Defendant was sentenced under pre-guideline law, and then took a direct appeal as prescribed in the sentencing agreement. This court upheld his conviction and sentence. See United States v. Furman, 31 F.3d 1034 (10th Cir.1994). Defendant, who is currently incarcerated at the federal penitentiary in Florence, Colorado, was never transferred to the Big Springs, Texas facility. Eventually, he commenced this proceeding in the federal district of New Mexico, seeking to vacate his conviction or correct/reduce his sentence. Among the grounds asserted, defendant alleged the government had breached the sentencing agreement in several respects.
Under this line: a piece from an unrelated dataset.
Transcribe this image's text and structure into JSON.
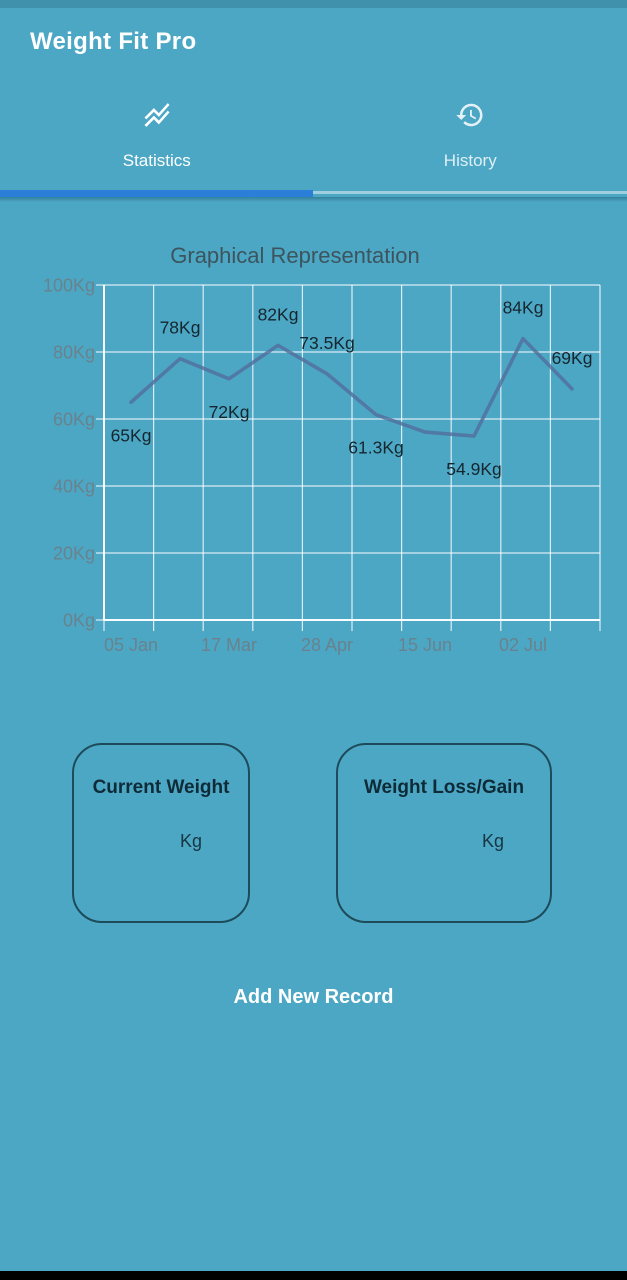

Given defendant's request for judicial redaction of his original petition with reference to Rule 35, the proceeding is not as broad as that omnibus pleading would suggest. Thus, we first identify those claims which were properly dismissed without prejudice when defendant's petition was transformed into a proper Rule 35 motion. We then reach the remaining objections and affirm their rejection on the merits.1

Although broader than present Rule 35, the pre-guideline version of the rule still concerned only the correction/reduction of sentence. Fed.R.Crim.P. 35(a) (correction of illegal sentence and sentence imposed in illegal manner); 35(b) (discretionary reduction of sentence). Much of defendant's petition clearly relates to other matters. Many of his objections, regarding speedy trial, constructive amendment, double jeopardy, illegal seizure, and prosecutorial misconduct (selective prosecution and obstruction of justice), question the validity of his conviction, and thus were appropriately left to pursuit under § 2255. See United States v. Rourke, 984 F.2d 1063, 1067 (10th Cir.1992); United States v. Hamilton, 553 F.2d 63, 65 (10th Cir.1977). Others, concerning good-time credit and parole procedure, go to the execution of sentence and, thus, should be brought against defendant's custodian under 28 U.S.C. § 2241. See Brown v. Smith, 828 F.2d 1493, 1495 (10th Cir.1987); Dunn v. United States Parole Comm'n, 818 F.2d 742, 744 (10th Cir.1987); see also United States v. Scott, 803 F.2d 1095, 1096 (10th Cir.1986). Still others, involving conditions of confinement and related civil rights allegations, should be brought against the offending federal officials pursuant to Bivens v. Six Unknown Named Agents, 403 U.S. 388 (1971). See Badea v. Cox, 931 F.2d 573, 574 (9th Cir.1991); see, e.g., United States v. Sisneros, 599 F.2d 946, 947 (10th Cir.1979); cf. Richards v. Bellmon, 941 F.2d 1015, 1018 (10th Cir.1991) (same point made in 42 U.S.C. § 1983 context). These claims were all properly dismissed without prejudice, in accordance with defendant's own request.

Turning to matters appropriately considered under Rule 35, we review defendant's claims regarding breach of the sentencing agreement de novo. See Cunningham v. Diesslin, 92 F.3d 1054, 1058 (10th Cir.1996).